Thursday, April 12, 2018

Papernut Cambridge

And to follow that, an article I wrote about a wonderful Papernut Cambridge album a couple of years back: 


Song(s) of the Day # 462 Papernut Cambridge


: A great weekend with a good friend coming up from Cambridge and staying for a couple of days. Beer, talk of the past, football, music. Co-incidentally Papernut Cambridge is my discovery of the week, particularly their album from last year There's No Underground, (strangely a line from a Go-Betweens song, You've Never Lived, is that deliberate?). A peculiarly English album though. Haunted by the ghosts of Syd Barrett, Luke Haines, Robyn Hitchcock, Lawrence, Tajinder Singh, Ray Davies, Steve Marriott, Marc Bolan and Jesus and Mary Chain (Scottish I know but there's definitely some of that resigned lilt in the vocal delivery).

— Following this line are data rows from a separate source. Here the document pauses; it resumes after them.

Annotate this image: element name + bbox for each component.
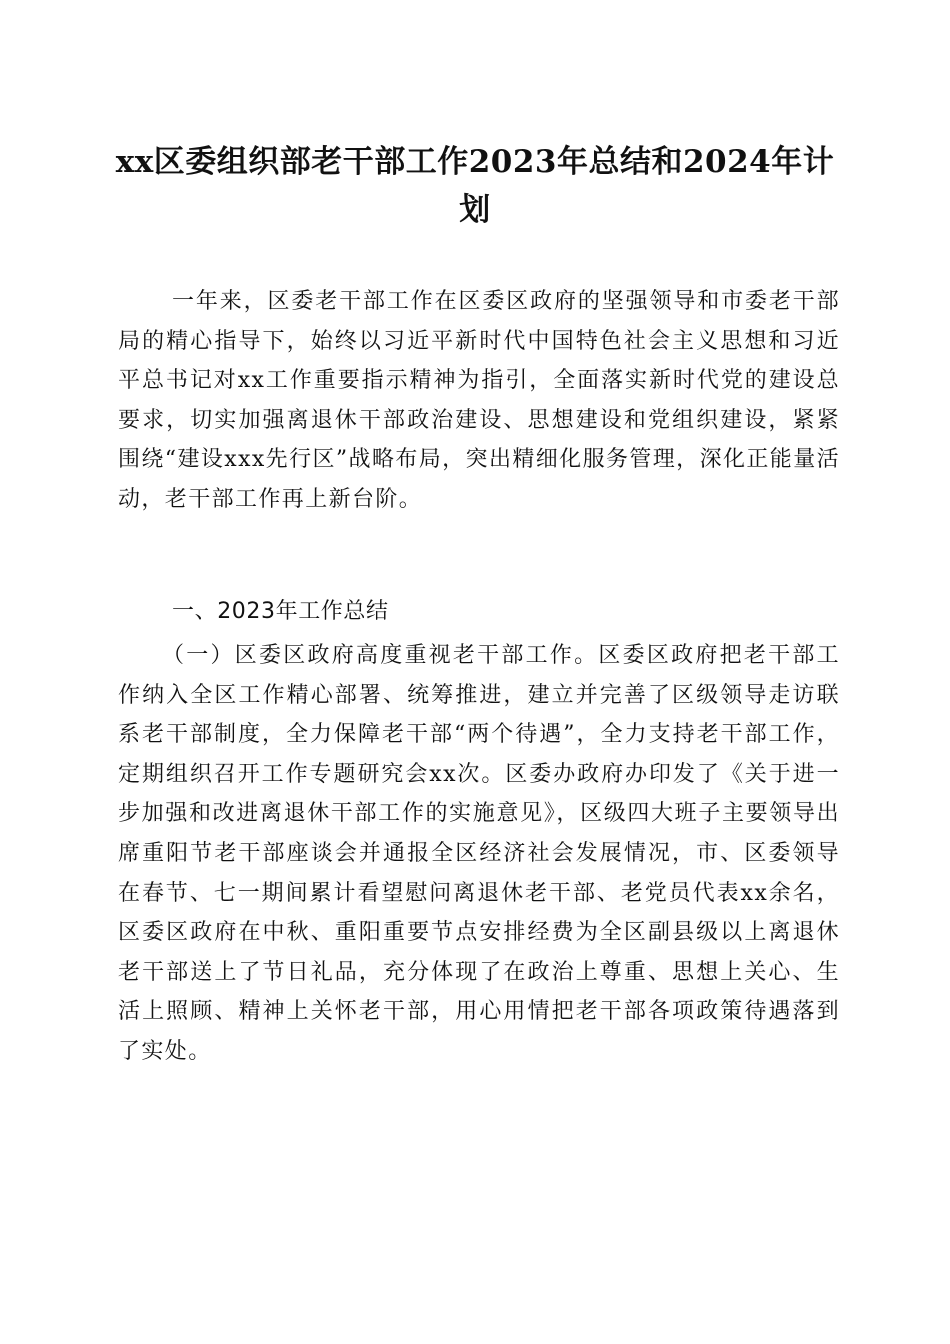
section-heading: 一、2023年工作总结 <box>172 599 389 624</box>
subsection-text: 区委区政府把老干部工作纳入全区工作精心部署、统筹推进，建立并完善了区级领导走访联系老干部制度，全力保障老干部“两个待遇”，全力支持老干部工作，定期组织召开工作专题研究会xx次。区委办政府办印发了《关于进一步加强和改进离退休干部工作的实施意见》，区级四大班子主要领导出席重阳节老干部座谈会并通报全区经济社会发展情况，市、区委领导在春节、七一期间累计看望慰问离退休老干部、老党员代表xx余名，区委区政府在中秋、重阳重要节点安排经费为全区副县级以上离退休老干部送上了节日礼品，充分体现了在政治上尊重、思想上关心、生活上照顾、精神上关怀老干部，用心用情把老干部各项政策待遇落到了实处。 <box>118 643 840 1064</box>
intro-paragraph: 一年来，区委老干部工作在区委区政府的坚强领导和市委老干部局的精心指导下，始终以习近平新时代中国特色社会主义思想和习近平总书记对xx工作重要指示精神为指引，全面落实新时代党的建设总要求，切实加强离退休干部政治建设、思想建设和党组织建设，紧紧围绕“建设xxx先行区”战略布局，突出精细化服务管理，深化正能量活动，老干部工作再上新台阶。 <box>118 289 840 512</box>
section-paragraph <box>118 636 840 1072</box>
document-title: xx区委组织部老干部工作2023年总结和2024年计划 <box>115 144 835 228</box>
subsection-lead: （一）区委区政府高度重视老干部工作。 <box>162 643 599 668</box>
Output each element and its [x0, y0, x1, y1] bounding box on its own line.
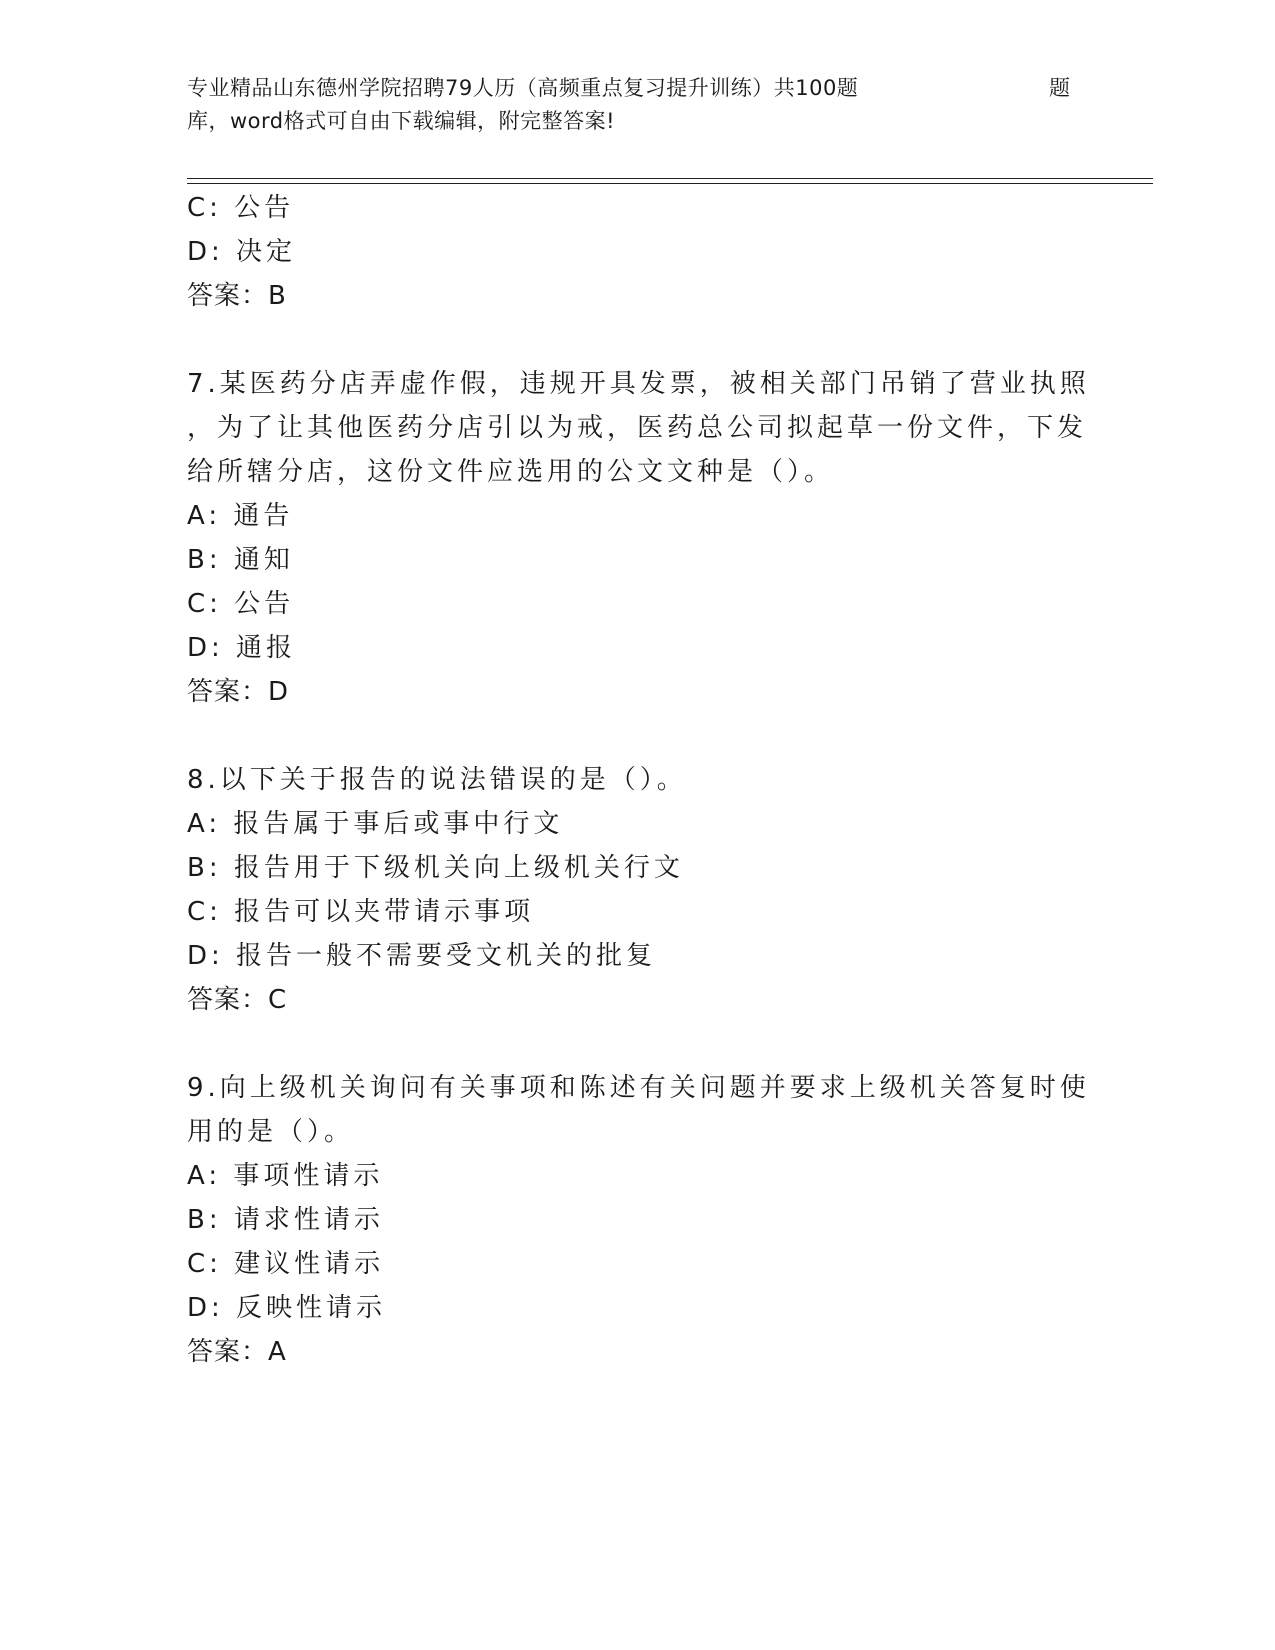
q6-option-d: D: 决定	[187, 237, 297, 267]
q8-option-d: D: 报告一般不需要受文机关的批复	[187, 941, 657, 971]
q8-option-c: C: 报告可以夹带请示事项	[187, 897, 535, 927]
q9-option-a: A: 事项性请示	[187, 1161, 384, 1191]
q9-stem-line-1: 9.向上级机关询问有关事项和陈述有关问题并要求上级机关答复时使	[187, 1073, 1090, 1103]
q7-option-b: B: 通知	[187, 545, 294, 575]
q8-stem: 8.以下关于报告的说法错误的是（）。	[187, 765, 687, 795]
q9-option-d: D: 反映性请示	[187, 1293, 387, 1323]
q7-option-a: A: 通告	[187, 501, 294, 531]
q7-option-d: D: 通报	[187, 633, 297, 663]
q7-stem-line-1: 7.某医药分店弄虚作假，违规开具发票，被相关部门吊销了营业执照	[187, 369, 1090, 399]
q8-option-a: A: 报告属于事后或事中行文	[187, 809, 564, 839]
header-line-1: 专业精品山东德州学院招聘79人历（高频重点复习提升训练）共100题	[187, 76, 859, 100]
q7-stem-line-2: ，为了让其他医药分店引以为戒，医药总公司拟起草一份文件，下发	[187, 413, 1088, 443]
q9-answer: 答案：A	[187, 1337, 287, 1367]
header-line-1-right: 题	[1049, 76, 1071, 100]
q8-option-b: B: 报告用于下级机关向上级机关行文	[187, 853, 684, 883]
header-divider-top	[187, 178, 1153, 179]
q6-answer: 答案：B	[187, 281, 287, 311]
q9-stem-line-2: 用的是（）。	[187, 1117, 355, 1147]
q7-option-c: C: 公告	[187, 589, 295, 619]
q8-answer: 答案：C	[187, 985, 288, 1015]
header-divider-bottom	[187, 183, 1153, 184]
q6-option-c: C: 公告	[187, 193, 295, 223]
page-header	[187, 72, 1087, 138]
header-line-2: 库，word格式可自由下载编辑，附完整答案!	[187, 109, 616, 133]
q7-stem-line-3: 给所辖分店，这份文件应选用的公文文种是（）。	[187, 457, 835, 487]
q9-option-b: B: 请求性请示	[187, 1205, 384, 1235]
q9-option-c: C: 建议性请示	[187, 1249, 385, 1279]
q7-answer: 答案：D	[187, 677, 290, 707]
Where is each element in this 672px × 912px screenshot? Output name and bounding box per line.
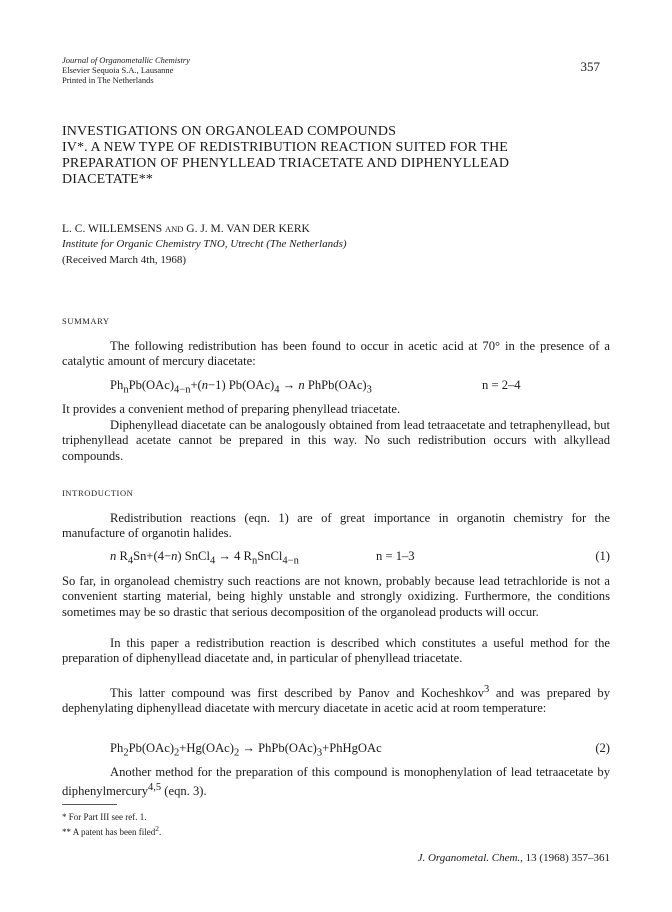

It's a very specific record and struck an immediate chord as soon as I heard its first notes . It's now on repeat play. Deeply evocative of suburban avenues and England's dreaming. Here's a paragraph from The Quietus review;

 'This is a great rock & roll record. Ian Button may be "haunted by the insects in his dark imaginings", as he intones on opener 'The Ghost Of Something Small', but outside that buzzing hook-laden head of his, it's a leisurely ride through glittering neon, the fluorescence that illuminates rock's shadowy nighttime world. The lights that feel like they're never gonna end whilst terminating all too quickly – there's 12 songs in 30 minutes here. But no matter, press play again and we're back amidst the exiled warriors on Electric Main Street. Just as one would never fault T. Rex for being derivative, so here the nods to rock's past – The Stones, Bolan himself, The Replacements, Kinks, and Mary Chain – are simply the lineage continuing itself. All sung in that sweet sinister voice a la Jim Reid, with just as sharp an ear for melody.'


Ian Button was previously in Death In Vegas and Eighties under achievers Thrashing Doves. The record sounds like someone who's done a long, studious apprenticeship and is now coming into his own. He knows his stuff, and has a small, beautifully formed vision.  He's listened to a few records in his time. The album is drenched in influences but nothing is slavishly aped and he makes something quite his own of it.


The record contains more golden moments then many feted Creation bands achieved over the course of entire careers. Each song is beautifully and lovingly crafted. The lyrics are wry, observant and consistently witty. A memory of a childhood world that is gone now but still there in the streets, the sounds and smells that remain. Anybody who loves guitar music, has a certain record collection and a few years in the tank will respond to what the album is saying. The band is still a small, independent, cottage industry concern on the wonderfully named Gare du Nord label. They deserve to outsell the increasingly ludicrous Noel Gallagher but of course will not. The world is wrong. Do yourself a favour and track it down.